Film studies: remade in Korea
It was hailed as a classic of contemporary Hong Kong cinema and some of its scenes have spawned countless screen homages and parodies. Now, nearly two decades after its release, A Moment of Romance is finally receiving the remake treatment - in South Korea.
A new version of Benny Chan Muk-shing's 1990 film, which stars Andy Lau Tak-wah as the disaffected hoodlum Wah Dee and Jacqueline Wu Chien-lien as his rich-girl love interest Jojo, will begin production in December, with the story now set on the Korean resort island of Cheju and reworked to accommodate its burgeoning gambling industry. The small-scale vendetta between Wah Dee and his underworld mentor - who wants him killed for freeing Jojo after his gang kidnapped her - gives way to an epic plot depicting a power struggle between Korean, Japanese and Chinese gangs over the island's casinos.
'I remember vividly the scene in which Wah Dee, with blood dripping down his face, gets on his bike to whisk Jojo away from danger,' says Kim Jong-jin, who will preside over the remake. The 34-year-old director was just 15 when he first saw the film and it left a lasting impression on him.

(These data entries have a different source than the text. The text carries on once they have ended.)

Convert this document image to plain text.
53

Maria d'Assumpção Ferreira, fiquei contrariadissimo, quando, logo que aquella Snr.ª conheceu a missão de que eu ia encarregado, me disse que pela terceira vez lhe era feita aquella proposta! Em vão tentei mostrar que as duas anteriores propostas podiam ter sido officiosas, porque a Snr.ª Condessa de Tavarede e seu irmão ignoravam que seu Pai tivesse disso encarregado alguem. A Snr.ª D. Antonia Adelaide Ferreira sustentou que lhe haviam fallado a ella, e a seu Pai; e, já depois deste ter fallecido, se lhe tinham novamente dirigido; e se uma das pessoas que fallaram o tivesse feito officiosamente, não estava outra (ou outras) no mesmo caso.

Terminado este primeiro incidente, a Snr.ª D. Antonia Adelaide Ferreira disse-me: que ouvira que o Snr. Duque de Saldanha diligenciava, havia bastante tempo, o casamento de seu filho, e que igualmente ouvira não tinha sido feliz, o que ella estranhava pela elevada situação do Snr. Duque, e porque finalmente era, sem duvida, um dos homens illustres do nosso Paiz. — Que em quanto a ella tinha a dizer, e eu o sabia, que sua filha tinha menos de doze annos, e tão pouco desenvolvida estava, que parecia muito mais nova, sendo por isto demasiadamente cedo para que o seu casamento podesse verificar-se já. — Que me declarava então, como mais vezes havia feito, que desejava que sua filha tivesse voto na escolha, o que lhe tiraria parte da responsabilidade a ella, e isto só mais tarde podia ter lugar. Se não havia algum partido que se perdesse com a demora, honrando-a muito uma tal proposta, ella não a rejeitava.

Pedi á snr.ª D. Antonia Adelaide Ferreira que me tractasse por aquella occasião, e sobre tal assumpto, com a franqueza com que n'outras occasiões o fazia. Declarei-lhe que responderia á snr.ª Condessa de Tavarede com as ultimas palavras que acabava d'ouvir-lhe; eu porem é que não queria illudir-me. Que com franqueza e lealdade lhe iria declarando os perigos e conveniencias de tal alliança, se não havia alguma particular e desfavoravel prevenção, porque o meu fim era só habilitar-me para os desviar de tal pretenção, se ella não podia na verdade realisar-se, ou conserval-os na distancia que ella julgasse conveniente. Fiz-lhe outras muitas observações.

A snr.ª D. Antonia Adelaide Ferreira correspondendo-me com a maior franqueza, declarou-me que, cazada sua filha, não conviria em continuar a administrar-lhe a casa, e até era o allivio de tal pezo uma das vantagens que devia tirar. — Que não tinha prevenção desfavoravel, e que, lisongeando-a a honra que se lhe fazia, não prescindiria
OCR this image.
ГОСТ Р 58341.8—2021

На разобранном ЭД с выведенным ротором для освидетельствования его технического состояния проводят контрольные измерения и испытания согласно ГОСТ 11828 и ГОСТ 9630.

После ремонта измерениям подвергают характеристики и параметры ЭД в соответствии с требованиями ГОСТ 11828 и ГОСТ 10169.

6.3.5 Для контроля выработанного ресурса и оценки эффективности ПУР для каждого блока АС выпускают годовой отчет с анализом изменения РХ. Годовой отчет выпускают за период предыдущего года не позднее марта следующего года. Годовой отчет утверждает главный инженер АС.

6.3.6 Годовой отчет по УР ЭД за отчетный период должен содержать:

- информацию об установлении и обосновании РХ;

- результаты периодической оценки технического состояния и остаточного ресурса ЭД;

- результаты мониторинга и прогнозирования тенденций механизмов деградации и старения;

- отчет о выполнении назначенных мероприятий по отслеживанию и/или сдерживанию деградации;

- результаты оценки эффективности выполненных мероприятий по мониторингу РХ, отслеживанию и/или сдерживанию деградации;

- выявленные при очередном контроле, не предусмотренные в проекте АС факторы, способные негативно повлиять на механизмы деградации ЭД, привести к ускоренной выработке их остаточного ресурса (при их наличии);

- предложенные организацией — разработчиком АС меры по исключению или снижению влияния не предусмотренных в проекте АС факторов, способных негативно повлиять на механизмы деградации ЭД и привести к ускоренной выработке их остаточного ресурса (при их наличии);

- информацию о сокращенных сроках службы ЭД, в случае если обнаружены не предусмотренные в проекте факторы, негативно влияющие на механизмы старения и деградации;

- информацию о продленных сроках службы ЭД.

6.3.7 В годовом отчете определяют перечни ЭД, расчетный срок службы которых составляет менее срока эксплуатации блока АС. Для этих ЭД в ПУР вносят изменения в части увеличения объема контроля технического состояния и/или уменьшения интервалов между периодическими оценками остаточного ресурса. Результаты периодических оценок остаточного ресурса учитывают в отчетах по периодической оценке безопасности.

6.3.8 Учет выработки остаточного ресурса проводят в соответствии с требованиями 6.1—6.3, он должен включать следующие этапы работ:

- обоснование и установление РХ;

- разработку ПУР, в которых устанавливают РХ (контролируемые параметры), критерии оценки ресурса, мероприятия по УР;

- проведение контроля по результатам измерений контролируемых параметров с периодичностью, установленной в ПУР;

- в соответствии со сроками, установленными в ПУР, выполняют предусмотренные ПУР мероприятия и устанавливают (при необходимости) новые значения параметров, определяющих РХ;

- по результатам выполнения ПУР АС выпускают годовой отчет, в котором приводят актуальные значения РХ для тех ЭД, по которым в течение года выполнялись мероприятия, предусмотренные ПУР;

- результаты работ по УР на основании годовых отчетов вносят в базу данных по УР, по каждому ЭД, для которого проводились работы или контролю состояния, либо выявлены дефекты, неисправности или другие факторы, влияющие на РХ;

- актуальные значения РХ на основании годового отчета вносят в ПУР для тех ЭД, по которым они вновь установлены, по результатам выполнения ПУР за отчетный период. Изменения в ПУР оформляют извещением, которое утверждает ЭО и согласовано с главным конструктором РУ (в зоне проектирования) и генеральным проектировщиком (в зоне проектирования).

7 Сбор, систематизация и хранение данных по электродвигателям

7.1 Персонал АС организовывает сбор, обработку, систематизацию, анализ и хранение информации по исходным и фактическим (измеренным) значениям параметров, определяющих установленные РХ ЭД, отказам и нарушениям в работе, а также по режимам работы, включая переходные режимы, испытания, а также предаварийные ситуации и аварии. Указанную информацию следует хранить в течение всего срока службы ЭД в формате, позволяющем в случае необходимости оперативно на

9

Kim says he belongs to a generation of young Korean filmmakers whose formative years were largely shaped by Hong Kong films, which he says were the hip pictures to watch in the early 90s. 'It wasn't Hollywood films that captivated us back then - it was Hong Kong movies,' he said last week on a visit of the city for his upcoming project. 'A Moment of Romance and A Better Tomorrow were the two films which Koreans wanted to watch.'
The way these Hong Kong gangster flicks laced sweeping melodrama with odd dashes of tragicomedy contributed a lot to the tone of many Korean films in the 1990s, Kim says, adding that traditional film education until then had revolved around European and US cinema. 'We watched a lot of those films in school,' says Kim, who studied film at the Chung-ang University in Seoul. 'But Hong Kong films allowed us to understand how films could work in a commercial sense. And these are the films which portray how east [Asian] people live; it influenced how Korean cinema developed.'
The Korean remake of A Moment of Romance was partly born out of the efforts of Hong Kong film producers: the film is financed by Hong Kong-based Dreamchild Entertainment, which runs a sister company in Seoul.